I forget where it is exactly but check the help section for Calc and search for Rotation, I gaurantee you it is there.
Re: LinuxWorld Ireland 2003
> The likes of ComPiere, Claroline and Kora
I think you mean Koha an Integrated Library System (ILS), mentioned in a recent issue of Linux Journal.
http://www.koha.org/
The presenation by Ciaran McCabe of OpenApp is available here
http://openapp.biz/
http://openapp.biz/ictexpo/ictexpo.pdf
http://openapp.biz/ictexpo/ictexpo.html
(at the time of writing the link for the HTML version is broken).
Re: Whoops on "Koha"
Yes, I did mean Koha - Sorry. My error. Thanks for the correction.
Re: LinuxWorld Ireland 2003
Good article. One quick correction though -- Ireland is the biggest software exporter in the world, not the second biggest, at least as of a few years ago.
(presumably this is because the US software market is primarily internal. If state-to-state exports were included, no doubt CA would be way ahead ;)
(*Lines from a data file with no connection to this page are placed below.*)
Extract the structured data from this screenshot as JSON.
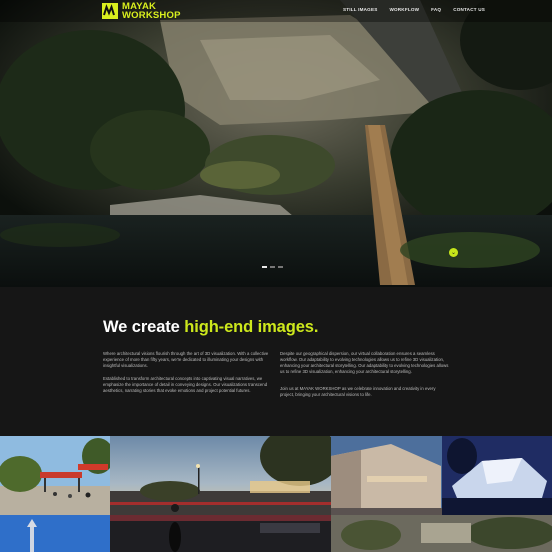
{
  "brand": {
    "name_line1": "MAYAK",
    "name_line2": "WORKSHOP",
    "accent_color": "#d9ef1e"
  },
  "nav": {
    "items": [
      "STILL IMAGES",
      "WORKFLOW",
      "FAQ",
      "CONTACT US"
    ]
  },
  "hero": {
    "slides_total": 3,
    "active_slide": 1,
    "scroll_icon": "chevron-down-icon"
  },
  "intro": {
    "headline_prefix": "We create ",
    "headline_highlight": "high-end images.",
    "paragraphs": [
      "Where architectural visions flourish through the art of 3D visualization. With a collective experience of more than fifty years, we're dedicated to illuminating your designs with insightful visualizations.",
      "Established to transform architectural concepts into captivating visual narratives, we emphasize the importance of detail in conveying designs. Our visualizations transcend aesthetics, narrating stories that evoke emotions and project potential futures.",
      "Despite our geographical dispersion, our virtual collaboration ensures a seamless workflow. Our adaptability to evolving technologies allows us to refine 3D visualization, enhancing your architectural storytelling. Our adaptability to evolving technologies allows us to refine 3D visualization, enhancing your architectural storytelling.",
      "Join us at MAYAK WORKSHOP as we celebrate innovation and creativity in every project, bringing your architectural visions to life."
    ]
  }
}
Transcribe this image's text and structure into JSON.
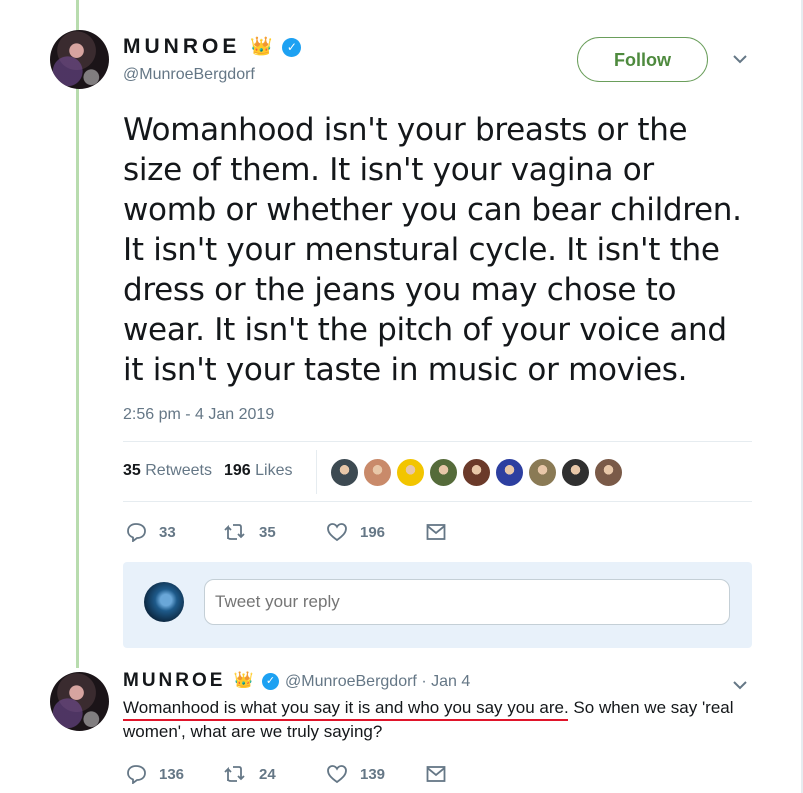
{
  "tweet": {
    "display_name": "MUNROE",
    "name_emoji": "👑",
    "handle": "@MunroeBergdorf",
    "follow_label": "Follow",
    "text": "Womanhood isn't your breasts or the size of them. It isn't your vagina or womb or whether you can bear children. It isn't your menstural cycle. It isn't the dress or the jeans you may chose to wear. It isn't the pitch of your voice and it isn't your taste in music or movies.",
    "timestamp": "2:56 pm - 4 Jan 2019",
    "retweets_count": "35",
    "retweets_label": "Retweets",
    "likes_count": "196",
    "likes_label": "Likes",
    "liker_colors": [
      "#3d4a52",
      "#c98a6a",
      "#f2c500",
      "#556b3a",
      "#6b3a2a",
      "#2d3fa0",
      "#8a7a55",
      "#303030",
      "#7a5a48"
    ],
    "actions": {
      "replies": "33",
      "retweets": "35",
      "likes": "196"
    }
  },
  "reply_box": {
    "placeholder": "Tweet your reply"
  },
  "reply_tweet": {
    "display_name": "MUNROE",
    "name_emoji": "👑",
    "handle": "@MunroeBergdorf",
    "separator": "·",
    "date": "Jan 4",
    "text": "Womanhood is what you say it is and who you say you are. So when we say 'real women', what are we truly saying?",
    "actions": {
      "replies": "136",
      "retweets": "24",
      "likes": "139"
    }
  },
  "colors": {
    "accent_green": "#4e8a3e",
    "thread_line": "#b8dcae",
    "verified_blue": "#1da1f2",
    "underline_red": "#e0142a",
    "muted": "#657786"
  },
  "icons": {
    "reply": "reply-icon",
    "retweet": "retweet-icon",
    "like": "heart-icon",
    "dm": "envelope-icon",
    "verified": "verified-badge-icon",
    "more": "chevron-down-icon"
  }
}
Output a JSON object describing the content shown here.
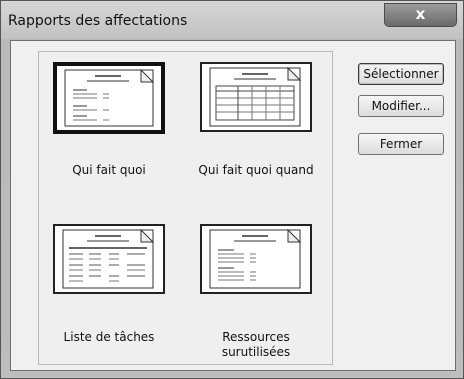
{
  "dialog": {
    "title": "Rapports des affectations",
    "close_label": "x"
  },
  "reports": [
    {
      "label": "Qui fait quoi",
      "selected": true
    },
    {
      "label": "Qui fait quoi quand",
      "selected": false
    },
    {
      "label": "Liste de tâches",
      "selected": false
    },
    {
      "label": "Ressources surutilisées",
      "selected": false
    }
  ],
  "buttons": {
    "select": "Sélectionner",
    "edit": "Modifier...",
    "close": "Fermer"
  }
}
Re: LinuxWorld Ireland 2003
Thanks for that correction.
Re: LinuxWorld Ireland 2003
Openoffice is pretty good. Still lots of things that don't work quite right (printing labels is pretty primitive for example). However don't give up on Kword yet. Kword uses a somewhat different paradigm and potentially fills a slightly different niche. Kword is frame based which opens up publishing possibilities that don't look to be in the near term future of Openoffice.
Just my $0.02
kiatoa
--
OpenOffice.org is KWord
Is KWord available for Mac OS or on Microsoft Windows?
If not why not, why exclude 99% of desktop users from your potential userbase.
For business and large scale deployments this is a big deal. It allows users to learn and choose OpenOffice.org and transitiona gradually without the cose of changing their current desktop.
How good is MSWord compatibility in KWord?
How good is OpenOffice.org compatibility in KWord? (or failing that how best do you exachange documents with OO.o users?)
/endDevilsAdvocate
I like KWord and Abiword and hope they both manage to find a niche to fill and live on, but I expect OpenOffice.org to dominate (and it will inevitably get faster and cleaner).